Lesson 0004

KKT Conditions as Constraint Pressure

KKT conditions are the optimizer's way of saying: the best feasible point is where the objective's desire is exactly balanced by the constraints that block it.

The Intuition

Imagine the objective wants to put 80% of the portfolio in asset A. If the mandate caps asset A at 60%, the optimizer cannot go where the objective wants. The solution lands on the wall.

That wall is an active constraint. The force pushing against it is measured by a dual variable, also called a shadow price.

Constraint Pressure Lab

The curve is a simple objective score over the weight in asset A. The shaded area is forbidden by the max-weight constraint.

objective curve forbidden region chosen feasible point
Target
Cap
Solution
Constraint
Shadow price

Active vs Inactive

A constraint is active when it binds at the solution. A max-weight cap w_A <= 0.60 is active if the chosen weight is exactly 60%. It is inactive if the chosen weight is 45%.

Inactive constraints have no local pressure. Relaxing a cap from 60% to 61% changes nothing if the optimizer only wanted 45% anyway.

Easy test: if a constraint has slack, its shadow price should be zero. If relaxing it would improve the objective, it is probably active and has a positive shadow price.

The Four KKT Ideas

For convex problems, KKT conditions are often the certificate that a feasible solution is optimal. You do not need to memorize the full formal machinery yet; start with these four checks.

Primal feasibility

The portfolio obeys the original constraints: budget, bounds, turnover, exposure limits.

Dual feasibility

The shadow prices have legal signs. For upper-bound pressure, the price of relaxing the bound is nonnegative.

Complementary slackness

Inactive constraints have zero shadow price; nonzero shadow prices only appear on binding constraints.

Stationarity

At the solution, the objective gradient is balanced by active constraint gradients. There is no legal direction that improves the objective.

Portfolio Reading

Suppose your optimizer puts asset A exactly at its 10% cap and reports a large dual variable on that cap. The model is saying: given your expected returns, risks, and other constraints, the optimizer would benefit from being allowed to hold more A.

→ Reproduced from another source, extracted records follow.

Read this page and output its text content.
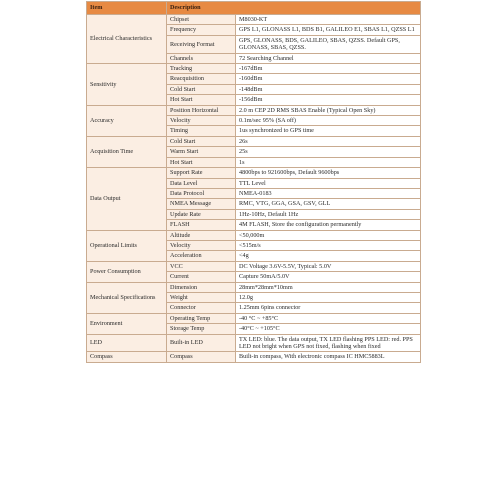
Item	Description	
Electrical Characteristics	Chipset	M8030-KT
	Frequency	GPS L1, GLONASS L1, BDS B1, GALILEO E1, SBAS L1, QZSS L1
	Receiving Format	GPS, GLONASS, BDS, GALILEO, SBAS, QZSS. Default GPS, GLONASS, SBAS, QZSS.
	Channels	72 Searching Channel
Sensitivity	Tracking	-167dBm
	Reacquisition	-160dBm
	Cold Start	-148dBm
	Hot Start	-156dBm
Accuracy	Position Horizontal	2.0 m CEP 2D RMS SBAS Enable (Typical Open Sky)
	Velocity	0.1m/sec 95% (SA off)
	Timing	1us synchronized to GPS time
Acquisition Time	Cold Start	26s
	Warm Start	25s
	Hot Start	1s
Data Output	Support Rate	4800bps to 921600bps, Default 9600bps
	Data Level	TTL Level
	Data Protocol	NMEA-0183
	NMEA Message	RMC, VTG, GGA, GSA, GSV, GLL
	Update Rate	1Hz-10Hz, Default 1Hz
	FLASH	4M FLASH, Store the configuration permanently
Operational Limits	Altitude	<50,000m
	Velocity	<515m/s
	Acceleration	<4g
Power Consumption	VCC	DC Voltage 3.6V-5.5V, Typical: 5.0V
	Current	Capture 50mA/5.0V
Mechanical Specifications	Dimension	28mm*28mm*10mm
	Weight	12.0g
	Connector	1.25mm 6pins connector
Environment	Operating Temp	-40 °C ~ +85°C
	Storage Temp	-40°C ~ +105°C
LED	Built-in LED	TX LED: blue. The data output, TX LED flashing PPS LED: red. PPS LED not bright when GPS not fixed, flashing when fixed
Compass	Compass	Built-in compass, With electronic compass IC HMC5883L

That does not mean you should blindly raise the cap. It means the cap is economically important in this model. The next research question is whether the inputs are trustworthy enough to justify that pressure.

If dual is large:
  the constraint is shaping the solution
  check whether the input signal is real
  check whether the constraint encodes a real mandate
  decide whether to relax, keep, or redesign the model

Retrieval Practice

A max-weight cap is active when the chosen weight is...

What does a large dual variable on a constraint suggest?

Complementary slackness says an inactive inequality constraint has...

Primary Source

Use Boyd and Vandenberghe's Convex Optimization for the formal KKT and duality treatment. Use the CVXPY quadratic-program example to see dual variables returned by a solver. Keep the KKT reference open while reading.